What reaches the ground first? A charged particle or a neutral particle in a constant gravitational field?

Question

This question is probably a duplicate of questions like these: Does a charged particle accelerating in a gravitational field radiate? or Does an classical charge that is stationary in a gravitational field radiate?

But unable to understand the mathematical solution on the radiation, I ask a corollary question:

Let us consider two identical (macroscopic) balls of mass $m$, one has an electric charge $q$ and the other one is electrically neutral. If both are held at a distance $h$ from the ground and later released to fall in free fall in a constant gravitational field, which ball reaches the ground first for an observer standing on the ground?

The classical point of view would describe that the radiating ball would reach the ground later because some of the potential energy is converted into radiation, while for the neutral particle all potential energy is converted into kinetic energy.

Of course, other answers have dealt with the question of whether or not radiation is emitted, but I am interested on whether the balls take the same time to reach the ground or not. I know that in a free falling frame, both balls will not radiate and both will "reach" $h=0$ at the same time. But what about from the perspective of somebody on the ground? I know that simultaneity might be lost between frames when dealing with relativity. Is this the case here?

Answer 1

Radiation from acceleration in a gravitational field of the Earth would be a tiny effect under most circumstances. Much greater effect would be the (nondissipative) force acting on the charge from the surface charges on the conducting ground induced by the very same free falling charge.

This situation is essentially equivalent to the classical problem for the method of images: a charge near conducting plane (with the ground being that plane).

Since the motion of a charge under reasonable assumptions would be nonrelativistic, to the first approximation fields would be almost electrostatic and our charge $q$ would feel an additional force: $$ F_\text{add} = \frac{1}{4 \pi \varepsilon_0} \,\frac{q^2}{4 h^2}, $$ where $h$ is the distance toward the surface of the earth. This force would be directed toward the Earth and under most reasonable assumptions would be much greater than any radiation reaction (which would be a very small relativistic effect). As a result, the charge moving under this force would reach the ground faster than a free falling uncharged mass.

The question also contains some misconceptions, so let us try to clarify some issues:

The classical point of view would describe that the radiating ball would reach the ground later because some of the potential energy is converted into radiation, while for the neutral particle all potential energy is converted into kinetic energy.

Charged mass in addition to gravitational potential energy also has electrostatic potential energy, and in our situation the additional force comes from the variation of this electrostatic energy with height. Even if we do consider radiation in this setup, radiated energy would also come mainly from electrostatic energy.

I know that in a free falling frame, both balls will not radiate and both will "reach" $h=0$ at the same time.

In most situations involving curved spacetime, conducting objects, dielectrics or multiple charges, radiation cannot be treated as a local quantity.
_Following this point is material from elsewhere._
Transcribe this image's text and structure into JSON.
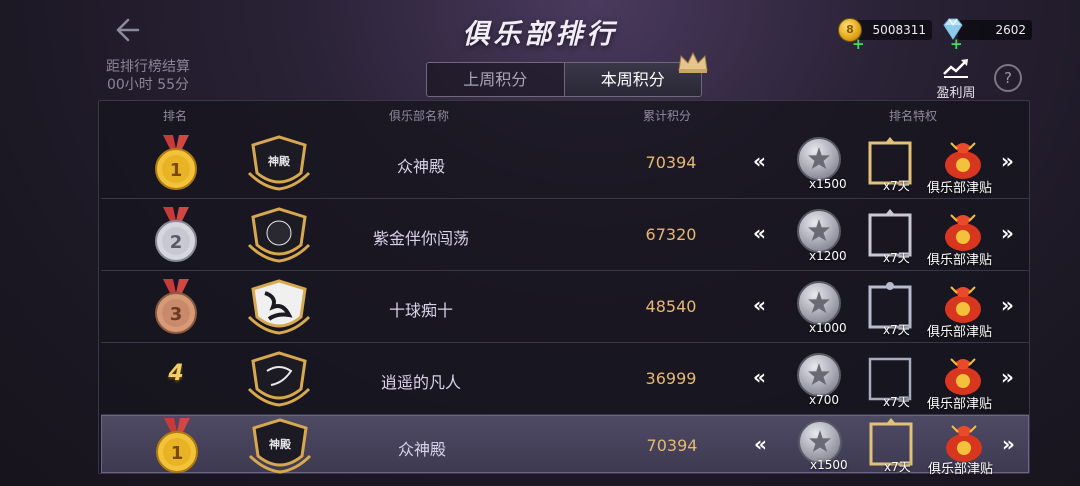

So neither Larmor formula nor Einstein equivalence principle are applicable to the question of what the charge would be radiating. Instead, one has to solve both equations for the motion of the charge and Maxwell's equations in curved spacetime and/or material medium. Radiation would then emerge as an energy flux in the asymptotic region (and thus it is not something that could be measured by a single observer either moving with the charge or located on the ground).